Arbitra's testing methodology is grounded in the use of real identity documents and sophisticated falsifications to determine statistically valid sample sizes for algorithm performance evaluation. This approach enables assessments that accurately reflect real-world fraud conditions and document behaviors.
Arbitra's evaluation framework centers on testing with real identity documents and sophisticated falsifications to evaluate image categorization algorithm performance using confusion matrix analysis. This real-world approach focuses on:
Accurately detecting authentic identity documents in real-world conditions
Effectively rejecting sophisticated falsifications that mirror actual fraud patterns
By using real documents and high-quality falsifications, our estimates achieve statistically valid confidence levels while accurately reflecting genuine fraud behaviors and document characteristics found in operational environments.
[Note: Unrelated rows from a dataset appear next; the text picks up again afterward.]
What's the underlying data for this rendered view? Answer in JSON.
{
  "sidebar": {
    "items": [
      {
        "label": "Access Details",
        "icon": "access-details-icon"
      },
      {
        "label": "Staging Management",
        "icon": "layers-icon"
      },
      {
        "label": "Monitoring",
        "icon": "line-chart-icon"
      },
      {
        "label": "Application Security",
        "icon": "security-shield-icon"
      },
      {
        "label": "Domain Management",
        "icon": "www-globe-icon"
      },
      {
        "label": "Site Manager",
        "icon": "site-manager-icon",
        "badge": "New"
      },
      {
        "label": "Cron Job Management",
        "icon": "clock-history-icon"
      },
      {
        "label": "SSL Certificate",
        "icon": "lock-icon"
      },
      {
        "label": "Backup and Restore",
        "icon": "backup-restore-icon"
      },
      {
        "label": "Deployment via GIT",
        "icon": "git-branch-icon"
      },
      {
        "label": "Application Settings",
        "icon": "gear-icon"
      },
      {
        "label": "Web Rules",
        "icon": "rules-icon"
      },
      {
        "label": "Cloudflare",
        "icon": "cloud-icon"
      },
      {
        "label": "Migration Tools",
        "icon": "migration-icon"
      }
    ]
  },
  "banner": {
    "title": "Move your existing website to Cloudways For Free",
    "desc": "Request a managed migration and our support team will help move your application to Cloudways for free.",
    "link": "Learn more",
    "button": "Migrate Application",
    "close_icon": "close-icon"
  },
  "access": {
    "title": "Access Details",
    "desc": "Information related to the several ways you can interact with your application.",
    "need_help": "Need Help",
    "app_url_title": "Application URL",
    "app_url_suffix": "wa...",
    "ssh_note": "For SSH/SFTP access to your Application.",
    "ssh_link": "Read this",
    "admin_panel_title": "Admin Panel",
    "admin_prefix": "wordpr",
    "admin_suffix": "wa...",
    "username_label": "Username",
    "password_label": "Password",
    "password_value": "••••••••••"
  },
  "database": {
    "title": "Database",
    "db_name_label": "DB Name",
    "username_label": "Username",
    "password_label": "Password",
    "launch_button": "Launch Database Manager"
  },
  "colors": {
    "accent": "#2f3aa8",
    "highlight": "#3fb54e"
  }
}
Our statistical framework ensures that testing with real identity documents and sophisticated falsifications produces reliable, actionable results that reflect actual algorithm performance in operational settings.
(α = 0.05)
(W = 0.02)
Range
When testing with real identity documents and sophisticated falsifications, where each individual contributes only one document sample, we estimate the minimum required number of samples using the following statistical formula:
Where:
Key Insight: Sample size requirements are highly sensitive to expected algorithm accuracy when testing with real identity documents and sophisticated falsifications.
When testing with real identity documents and sophisticated falsifications, each user typically provides multiple document images (different angles, devices, lighting conditions, etc.). This real-world clustered data structure requires statistical correction through a design effect:
Our methodology is grounded in testing with real identity documents and sophisticated falsifications because this approach provides the most accurate reflection of algorithm performance in operational environments where genuine fraud patterns and document behaviors are present.
When broader coverage is needed or to simulate rare fraud scenarios, synthetic datasets can serve as a complementary benchmark—but only when validated against results from real identity documents and sophisticated falsifications. This hybrid approach still depends on a foundation of real document testing to be effective and meaningful.
Arbitra's use of real documents and sophisticated falsifications helps reduce the gaps inherent in synthetic-only approaches, enabling evaluations that accurately simulate real-world fraud scenarios and document behaviors.
Core Principle: Relying on synthetic data alone can produce misleading conclusions. Arbitra chooses to work with real and high-quality falsified documents precisely to overcome these limitations and provide more meaningful, actionable evaluation results.